Eric Liddell

Eric Liddell had been awarded a gold medal at the 1924 Olympics, winning the 440-yard dash for Britain and setting a world record, although he had trained for the 100-yard dash. This had been set for a Sunday but he did not want to run on a Sunday, as he believed the Lord’s Day was to be kept holy. His life and the famous race were immortalized in the Oscar winning movie Chariots of Fire.

 He became a missionary teacher in China and had already shown courage before ever being interned by the Japanese.  The Japanese had left a poor Chinese man wounded and dying in a deserted temple in no-man’s-land, twenty miles away from Eric’s mission station and hospital. Eric, and a Chinese friend with a pushcart crossed the dangerous fighting lines to rescue the wounded man. After almost being discovered by Japanese patrols, they brought him to the hospital, forty miles round trip, and saved his life. Eric discovered that the man was a brilliant artist and kept one of his paintings over his bed in the camp. It was of a pink and white peony, brilliant with subtle colors.

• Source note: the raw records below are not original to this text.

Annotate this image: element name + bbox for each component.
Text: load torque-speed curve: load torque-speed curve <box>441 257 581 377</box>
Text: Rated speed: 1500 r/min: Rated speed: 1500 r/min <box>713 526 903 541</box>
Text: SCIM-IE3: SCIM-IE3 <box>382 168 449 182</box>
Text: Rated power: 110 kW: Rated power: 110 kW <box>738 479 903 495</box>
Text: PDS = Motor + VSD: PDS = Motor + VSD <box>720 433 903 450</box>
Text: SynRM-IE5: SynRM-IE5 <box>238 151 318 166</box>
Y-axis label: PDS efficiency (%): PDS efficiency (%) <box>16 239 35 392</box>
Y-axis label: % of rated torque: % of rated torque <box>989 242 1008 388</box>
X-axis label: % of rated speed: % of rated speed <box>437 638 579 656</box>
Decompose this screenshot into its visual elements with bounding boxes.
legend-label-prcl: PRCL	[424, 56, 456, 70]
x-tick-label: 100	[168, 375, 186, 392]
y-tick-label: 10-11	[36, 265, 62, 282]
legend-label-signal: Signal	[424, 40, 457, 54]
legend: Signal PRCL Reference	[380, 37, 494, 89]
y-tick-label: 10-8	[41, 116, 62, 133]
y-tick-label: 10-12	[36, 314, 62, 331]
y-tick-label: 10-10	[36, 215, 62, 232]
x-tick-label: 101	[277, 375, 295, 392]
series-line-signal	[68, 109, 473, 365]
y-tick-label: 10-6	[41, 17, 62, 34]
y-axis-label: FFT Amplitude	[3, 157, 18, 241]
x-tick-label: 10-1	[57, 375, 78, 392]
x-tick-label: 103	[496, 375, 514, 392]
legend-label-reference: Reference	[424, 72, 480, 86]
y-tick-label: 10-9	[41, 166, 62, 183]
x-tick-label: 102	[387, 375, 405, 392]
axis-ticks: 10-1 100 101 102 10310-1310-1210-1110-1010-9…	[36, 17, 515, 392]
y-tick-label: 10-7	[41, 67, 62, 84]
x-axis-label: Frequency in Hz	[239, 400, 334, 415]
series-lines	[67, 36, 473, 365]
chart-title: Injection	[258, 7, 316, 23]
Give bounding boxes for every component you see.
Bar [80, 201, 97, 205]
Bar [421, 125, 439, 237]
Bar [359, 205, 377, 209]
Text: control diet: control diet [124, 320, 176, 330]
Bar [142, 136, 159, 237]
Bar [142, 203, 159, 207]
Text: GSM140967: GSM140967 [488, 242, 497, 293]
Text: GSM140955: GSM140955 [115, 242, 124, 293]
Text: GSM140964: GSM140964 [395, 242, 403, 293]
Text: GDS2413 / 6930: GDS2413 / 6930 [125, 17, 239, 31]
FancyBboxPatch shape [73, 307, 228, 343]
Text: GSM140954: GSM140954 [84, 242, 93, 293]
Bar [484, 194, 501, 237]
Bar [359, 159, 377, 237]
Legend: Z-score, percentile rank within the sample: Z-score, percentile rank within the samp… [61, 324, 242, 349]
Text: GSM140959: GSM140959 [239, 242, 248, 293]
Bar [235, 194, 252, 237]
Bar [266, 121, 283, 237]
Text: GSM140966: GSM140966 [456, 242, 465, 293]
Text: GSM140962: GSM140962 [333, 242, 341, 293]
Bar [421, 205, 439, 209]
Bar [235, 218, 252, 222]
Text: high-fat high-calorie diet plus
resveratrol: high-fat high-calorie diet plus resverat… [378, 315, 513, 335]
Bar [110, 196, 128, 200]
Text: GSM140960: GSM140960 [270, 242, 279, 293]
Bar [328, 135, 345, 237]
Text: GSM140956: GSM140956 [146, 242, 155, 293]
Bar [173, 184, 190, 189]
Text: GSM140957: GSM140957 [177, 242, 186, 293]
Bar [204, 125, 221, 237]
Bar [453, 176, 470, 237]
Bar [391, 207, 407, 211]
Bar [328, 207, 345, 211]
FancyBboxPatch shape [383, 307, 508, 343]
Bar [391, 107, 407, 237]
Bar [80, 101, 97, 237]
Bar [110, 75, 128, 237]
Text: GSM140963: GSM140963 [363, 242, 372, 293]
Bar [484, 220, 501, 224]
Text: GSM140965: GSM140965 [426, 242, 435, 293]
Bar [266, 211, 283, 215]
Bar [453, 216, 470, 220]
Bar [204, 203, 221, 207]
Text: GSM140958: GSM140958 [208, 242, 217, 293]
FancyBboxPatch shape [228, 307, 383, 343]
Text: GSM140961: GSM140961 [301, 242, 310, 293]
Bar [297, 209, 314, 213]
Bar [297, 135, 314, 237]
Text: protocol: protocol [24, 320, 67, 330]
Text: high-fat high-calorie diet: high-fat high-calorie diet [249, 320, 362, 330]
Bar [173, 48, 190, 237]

My eldest brother, Robin, slept in the same dormitory as Eric. He pointed the picture out to me during one of my visits and introduced me to Eric. He was forty two, had a spring in his step and a friendly smile. I was eleven and feeling quite insignificant as “Hoyte four” in the camp boarding school. But Eric took an interest in me and spoke to me with such ease and informality that I suddenly felt important. That was his nature for he loved kids and would do anything he could to give us “orphans,” separated from our parents, a sense of self-worth in spite of the misery of the camp. Robin was quite proud of sharing the dormitory with the Olympic hero and I could understand why. If we were without our parents, Eric was without his wife and daughters who were now in Canada on their way to Scotland, so he understood our longings. The separation must have been hard for him but it did not show in his zest for life and creative living. His face was distinctive in that he had a pronounced dimple in the middle of his chin. 

As an outstanding athlete, Eric was modest about his gold medal and would play down the honor though this led to him giving talks in the camp on the running world, competition, ambition, painful training, sacrifice for excellence, the temptation to pride and his vibrant faith. His calling could be: running a race for his country, being a missionary teacher in the Anglo-Chinese College in Tientsin or, if confined to a prison camp, to teaching mathematics at the camp school and keeping up the morale of young people. It became apparent that for him the three and a half years of confinement were the very opposite to being wasted. Running for him was integral to his faith, an extension of his being, and for him there was no difference between the secular and the sacred. He was overflowing with good humor and love of life and devoting his time to being involved with us young people. We called him Uncle Eric. He organized games, particularly field hockey, planned square dances, chess tournaments and debates and seemed tireless in everything he did. He was “a man for others,” and no one else in the camp could match his caring spirit.

 On another occasion Jimmy and I found him on the edge of the camp sports field, working on some field hockey sticks. I do not know where the camp hockey sticks came from, but there must have been enough available for serious hockey matches. There he was, sitting on the ground, with tape and glue, repairing a couple of battered hockey sticks. Nothing was too menial for him to fix. We found it so easy to chat with him that the brief encounter stays fresh in my memory.

Near the end of 1944 he began to suffer headaches and then had a slight stroke the following February.  The camp doctor suspected a brain tumor but nothing could be done about it. Ten days later he lapsed into a coma and passed away that evening. He had been joyfully running the race of life when his chariot of fire came swooping down to take him to join that other great runner, Elijah.

The Power of the Lord came upon Elijah and, tucking his cloak into his belt, he ran ahead of King Ahab's chariot all the way to Jezreel. First Kings 18, verse 46. The Bible.

As Elijah and Elisha were walking along and talking, suddenly a chariot of fire and horses of Fire appeared and separated the two of them. Elijah went up to heaven in a whirlwind. Second Kings 2, verse 11.The Bible.